During unfavorable macroeconomic conditions, CEOs use their annual letter to shareholders to communicate sincerely about company performance and prospects. Companies whose CEOs take a more optimistic tone, as exhibited in the annual letter, are found to achieve greater past and future financial performance.
CEO letters to shareholders are discretionary disclosure vehicles that may be used for impression management—that is, managers strategically obfuscating failures and emphasizing successes to influence audience perceptions—or to foster improved mutual understanding of company results and prospects through sincere communication. The authors examine this issue and identify congruence between the rhetorical tone of CEO letters and firm performance.
How Is This Research Useful to Practitioners?
Previous researchers have established impression management theory, which suggests that CEOs communicate rhetorical language intended to manipulate their audience with the goal of distorting company image and promoting organizational legitimacy. The authors’ findings are in contrast to those of the existing literature; they conclude that the incentive to distort is low and that CEOs actually engage in sincere, transparent communication.
This research would be relevant for investors who use qualitative analysis or rely on company management to provide useful guidance. The authors give credence to CEO letters to shareholders, and thus, investors can be more confident in using them as a resource to help assess firm performance and business prospects. A significant link is shown between optimistic tone and future performance results, which indicates that investors can glean valuable forward-looking information from these letters to aid in their investment decision-making process.
An important caveat is that the authors analyze hundreds of CEO letters using sophisticated language software to rank the optimistic tone. An investor may need to conduct robust analysis using similar resources because the mere presence of optimism or the ranking of a small sample size would not have the same meaningful usefulness as the authors’ findings.
How Did the Authors Conduct This Research?
The authors use a sample of 664 CEO letters to shareholders extracted from the annual reports of Fortune 500 companies for fiscal years 2008 and 2009. To adhere to research design and data collection issues, this initial sample is narrowed to 332 firms representing 17 industries. Corresponding financial data for these firms are collected covering a four-year period (2007–2010) using Compustat. The authors then rank the firms into quartiles based on firm performance, which is primarily assessed using return on assets and future return on assets as the measures of past and future performance, respectively.

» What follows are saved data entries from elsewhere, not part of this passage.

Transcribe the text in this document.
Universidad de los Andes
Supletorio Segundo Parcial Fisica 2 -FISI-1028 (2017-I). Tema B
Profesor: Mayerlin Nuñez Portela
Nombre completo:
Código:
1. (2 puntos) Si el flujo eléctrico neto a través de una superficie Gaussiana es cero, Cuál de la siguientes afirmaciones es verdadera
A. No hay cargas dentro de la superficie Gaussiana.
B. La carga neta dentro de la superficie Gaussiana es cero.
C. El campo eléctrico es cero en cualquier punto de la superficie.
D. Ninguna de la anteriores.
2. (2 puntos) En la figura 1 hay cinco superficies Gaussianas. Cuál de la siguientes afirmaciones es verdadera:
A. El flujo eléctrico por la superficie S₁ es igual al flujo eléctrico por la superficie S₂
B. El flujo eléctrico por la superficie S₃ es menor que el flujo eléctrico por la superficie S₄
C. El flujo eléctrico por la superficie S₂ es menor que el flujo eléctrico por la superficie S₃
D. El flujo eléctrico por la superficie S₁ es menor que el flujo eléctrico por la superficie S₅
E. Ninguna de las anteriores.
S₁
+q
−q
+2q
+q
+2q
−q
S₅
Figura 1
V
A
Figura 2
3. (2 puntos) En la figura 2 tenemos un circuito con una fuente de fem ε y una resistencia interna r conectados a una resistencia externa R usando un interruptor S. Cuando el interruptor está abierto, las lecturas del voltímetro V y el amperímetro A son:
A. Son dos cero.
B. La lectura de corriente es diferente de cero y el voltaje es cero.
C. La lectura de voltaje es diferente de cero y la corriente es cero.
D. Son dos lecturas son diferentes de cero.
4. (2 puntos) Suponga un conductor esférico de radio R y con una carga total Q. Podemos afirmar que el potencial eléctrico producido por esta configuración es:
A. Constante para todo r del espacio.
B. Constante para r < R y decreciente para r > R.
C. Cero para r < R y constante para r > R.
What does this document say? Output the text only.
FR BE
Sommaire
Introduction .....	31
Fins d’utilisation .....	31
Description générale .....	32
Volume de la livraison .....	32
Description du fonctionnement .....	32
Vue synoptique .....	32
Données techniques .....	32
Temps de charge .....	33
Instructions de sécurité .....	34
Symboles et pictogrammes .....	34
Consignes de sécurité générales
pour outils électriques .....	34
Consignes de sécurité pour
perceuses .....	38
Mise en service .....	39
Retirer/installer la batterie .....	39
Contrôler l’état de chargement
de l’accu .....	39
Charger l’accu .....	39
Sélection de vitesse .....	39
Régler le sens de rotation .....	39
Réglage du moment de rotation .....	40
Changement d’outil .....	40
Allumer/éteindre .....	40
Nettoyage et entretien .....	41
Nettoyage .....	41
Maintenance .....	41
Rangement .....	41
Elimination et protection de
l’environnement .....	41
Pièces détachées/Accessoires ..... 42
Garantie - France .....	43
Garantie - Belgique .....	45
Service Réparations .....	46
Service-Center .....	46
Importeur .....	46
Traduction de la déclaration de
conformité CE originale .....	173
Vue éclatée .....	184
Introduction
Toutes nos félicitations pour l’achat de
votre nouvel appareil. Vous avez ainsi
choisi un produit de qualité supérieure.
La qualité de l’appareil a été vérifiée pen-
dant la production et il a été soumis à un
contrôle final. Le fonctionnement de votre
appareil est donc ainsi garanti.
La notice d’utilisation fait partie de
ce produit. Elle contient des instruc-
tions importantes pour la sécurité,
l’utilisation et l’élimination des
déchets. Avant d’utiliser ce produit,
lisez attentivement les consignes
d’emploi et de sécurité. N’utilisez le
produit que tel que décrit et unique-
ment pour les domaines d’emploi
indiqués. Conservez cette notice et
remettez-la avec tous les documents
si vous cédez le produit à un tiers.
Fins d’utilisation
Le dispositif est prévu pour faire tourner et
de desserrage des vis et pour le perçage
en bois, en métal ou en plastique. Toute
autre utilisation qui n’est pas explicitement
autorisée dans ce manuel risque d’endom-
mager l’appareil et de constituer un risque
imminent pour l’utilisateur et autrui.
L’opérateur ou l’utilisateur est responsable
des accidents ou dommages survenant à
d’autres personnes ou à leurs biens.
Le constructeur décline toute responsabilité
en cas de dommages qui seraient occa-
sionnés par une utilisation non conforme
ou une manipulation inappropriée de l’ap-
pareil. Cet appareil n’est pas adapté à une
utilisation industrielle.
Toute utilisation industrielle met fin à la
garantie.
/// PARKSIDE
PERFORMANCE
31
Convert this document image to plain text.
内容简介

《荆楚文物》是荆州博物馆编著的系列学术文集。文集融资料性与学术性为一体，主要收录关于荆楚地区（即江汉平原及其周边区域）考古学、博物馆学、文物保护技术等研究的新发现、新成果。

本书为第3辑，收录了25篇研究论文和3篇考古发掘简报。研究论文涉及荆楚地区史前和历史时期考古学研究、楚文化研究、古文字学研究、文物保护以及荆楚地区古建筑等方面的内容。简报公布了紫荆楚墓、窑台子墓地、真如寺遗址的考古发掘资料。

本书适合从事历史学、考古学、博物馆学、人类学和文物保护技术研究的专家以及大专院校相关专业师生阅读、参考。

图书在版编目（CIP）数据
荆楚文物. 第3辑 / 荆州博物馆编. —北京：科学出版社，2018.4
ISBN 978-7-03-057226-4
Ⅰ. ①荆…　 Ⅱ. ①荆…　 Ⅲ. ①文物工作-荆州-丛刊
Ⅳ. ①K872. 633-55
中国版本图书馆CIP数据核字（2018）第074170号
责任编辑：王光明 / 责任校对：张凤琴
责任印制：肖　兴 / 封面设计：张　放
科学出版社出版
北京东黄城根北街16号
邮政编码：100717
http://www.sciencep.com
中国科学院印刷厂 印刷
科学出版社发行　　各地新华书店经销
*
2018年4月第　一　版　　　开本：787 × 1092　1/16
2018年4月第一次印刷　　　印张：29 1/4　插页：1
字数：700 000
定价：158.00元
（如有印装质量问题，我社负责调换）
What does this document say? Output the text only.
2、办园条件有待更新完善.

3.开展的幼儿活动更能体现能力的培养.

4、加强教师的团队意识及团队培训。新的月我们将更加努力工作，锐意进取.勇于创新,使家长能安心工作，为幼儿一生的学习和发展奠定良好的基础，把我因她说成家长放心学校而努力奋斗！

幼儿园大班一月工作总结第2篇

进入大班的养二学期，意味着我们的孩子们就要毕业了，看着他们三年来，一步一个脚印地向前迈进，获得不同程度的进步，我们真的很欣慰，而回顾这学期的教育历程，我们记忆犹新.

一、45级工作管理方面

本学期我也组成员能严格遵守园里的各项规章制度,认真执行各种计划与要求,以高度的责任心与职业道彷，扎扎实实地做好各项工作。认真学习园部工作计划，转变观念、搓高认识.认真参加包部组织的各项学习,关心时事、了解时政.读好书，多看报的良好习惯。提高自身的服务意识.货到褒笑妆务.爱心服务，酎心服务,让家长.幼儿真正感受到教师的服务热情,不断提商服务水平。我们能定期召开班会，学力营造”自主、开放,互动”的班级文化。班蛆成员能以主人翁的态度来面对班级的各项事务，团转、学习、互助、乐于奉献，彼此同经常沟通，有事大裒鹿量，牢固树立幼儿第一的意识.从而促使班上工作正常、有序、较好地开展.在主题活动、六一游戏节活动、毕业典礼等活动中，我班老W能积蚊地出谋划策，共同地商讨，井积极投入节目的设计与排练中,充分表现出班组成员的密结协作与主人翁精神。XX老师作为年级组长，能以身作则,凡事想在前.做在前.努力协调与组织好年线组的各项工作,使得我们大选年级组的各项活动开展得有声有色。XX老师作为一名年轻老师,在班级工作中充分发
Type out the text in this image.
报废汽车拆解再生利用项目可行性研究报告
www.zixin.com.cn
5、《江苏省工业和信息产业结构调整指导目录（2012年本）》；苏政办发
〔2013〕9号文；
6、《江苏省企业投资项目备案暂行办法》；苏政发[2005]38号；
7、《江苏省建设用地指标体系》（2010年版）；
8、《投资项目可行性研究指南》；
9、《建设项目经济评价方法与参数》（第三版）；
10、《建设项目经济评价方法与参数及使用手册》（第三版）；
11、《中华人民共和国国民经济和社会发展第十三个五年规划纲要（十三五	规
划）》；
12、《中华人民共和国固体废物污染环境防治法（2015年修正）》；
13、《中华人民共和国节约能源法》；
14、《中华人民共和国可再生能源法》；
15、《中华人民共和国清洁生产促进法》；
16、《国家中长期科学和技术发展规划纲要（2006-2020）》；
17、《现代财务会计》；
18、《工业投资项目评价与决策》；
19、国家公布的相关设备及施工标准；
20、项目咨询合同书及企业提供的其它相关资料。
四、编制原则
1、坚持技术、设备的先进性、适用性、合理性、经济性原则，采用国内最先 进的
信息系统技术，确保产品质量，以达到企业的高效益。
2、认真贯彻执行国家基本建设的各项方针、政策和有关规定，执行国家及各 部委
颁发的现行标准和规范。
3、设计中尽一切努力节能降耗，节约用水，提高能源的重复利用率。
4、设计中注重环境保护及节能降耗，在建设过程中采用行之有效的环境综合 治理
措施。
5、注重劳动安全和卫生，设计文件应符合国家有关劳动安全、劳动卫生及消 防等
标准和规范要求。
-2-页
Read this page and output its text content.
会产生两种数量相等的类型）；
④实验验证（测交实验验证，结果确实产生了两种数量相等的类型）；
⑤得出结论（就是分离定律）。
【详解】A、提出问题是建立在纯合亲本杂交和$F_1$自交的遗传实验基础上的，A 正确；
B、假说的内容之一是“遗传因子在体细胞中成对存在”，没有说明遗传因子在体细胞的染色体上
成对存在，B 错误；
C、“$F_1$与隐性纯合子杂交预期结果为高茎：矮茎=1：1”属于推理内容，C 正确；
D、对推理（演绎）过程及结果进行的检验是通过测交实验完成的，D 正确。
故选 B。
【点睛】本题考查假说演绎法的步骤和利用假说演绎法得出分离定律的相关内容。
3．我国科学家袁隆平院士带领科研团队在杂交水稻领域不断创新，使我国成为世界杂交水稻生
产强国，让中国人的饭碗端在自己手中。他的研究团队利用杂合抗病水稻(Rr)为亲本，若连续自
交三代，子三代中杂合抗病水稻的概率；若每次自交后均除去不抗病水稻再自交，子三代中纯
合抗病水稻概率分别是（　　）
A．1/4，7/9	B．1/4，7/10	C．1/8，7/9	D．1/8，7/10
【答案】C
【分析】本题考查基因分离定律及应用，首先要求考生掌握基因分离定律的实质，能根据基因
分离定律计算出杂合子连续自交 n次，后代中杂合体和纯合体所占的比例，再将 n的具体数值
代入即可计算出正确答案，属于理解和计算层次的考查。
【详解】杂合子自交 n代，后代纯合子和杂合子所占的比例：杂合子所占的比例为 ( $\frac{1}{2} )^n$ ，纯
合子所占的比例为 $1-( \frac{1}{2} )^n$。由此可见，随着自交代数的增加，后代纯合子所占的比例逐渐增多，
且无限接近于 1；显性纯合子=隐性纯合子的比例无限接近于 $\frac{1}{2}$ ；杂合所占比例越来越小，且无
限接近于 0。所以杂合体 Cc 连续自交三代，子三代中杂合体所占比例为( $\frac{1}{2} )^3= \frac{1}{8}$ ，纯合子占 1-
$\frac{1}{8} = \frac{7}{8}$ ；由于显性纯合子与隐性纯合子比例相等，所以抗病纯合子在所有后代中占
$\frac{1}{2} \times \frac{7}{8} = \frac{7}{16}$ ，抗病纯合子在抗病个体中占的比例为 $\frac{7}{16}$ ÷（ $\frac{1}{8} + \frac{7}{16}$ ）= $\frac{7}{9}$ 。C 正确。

The rhetorical tone of the CEO letters is analyzed using DICTION 5.0, a text analysis program that scans text passages for 35 linguistic categories falling under five master variables: certainty, optimism, activity, realism, and commonality. The quantified measure of optimism is increased by the occurrence of language categorized as praise, satisfaction, or inspiration, whereas the occurrence of blame, hardship, or denial decreases the optimism score. DICTION has been validated in prior literature as appropriate for robust empirical analysis of corporate narratives.
Although previous research on the relationship between tone and firm performance has been mixed, the authors improve on prior studies by conducting multivariate analysis with a more comprehensive measure of rhetorical features and several control variables.
The optimism scores of the highest and lowest quartiles are compared with the average and normative scores. The authors conclude that a statistically significant relationship exists between optimism and firm performance.
The authors point out that impression management during routine disclosure communications is unsustainable because persistent false representation of firm prospects or performance would be damaging to the reputation of CEOs and cost them their credibility. This claim is logical and supported by their findings, although I would like their research to be expanded in two ways: a longer time frame and inclusion of small- and mid-sized companies. Would these findings hold up under multiple economic environments, other than just during the global financial crisis? Small firms with less analyst coverage and institutional ownership may view the incentives of impression management differently from their Fortune 500 counterparts.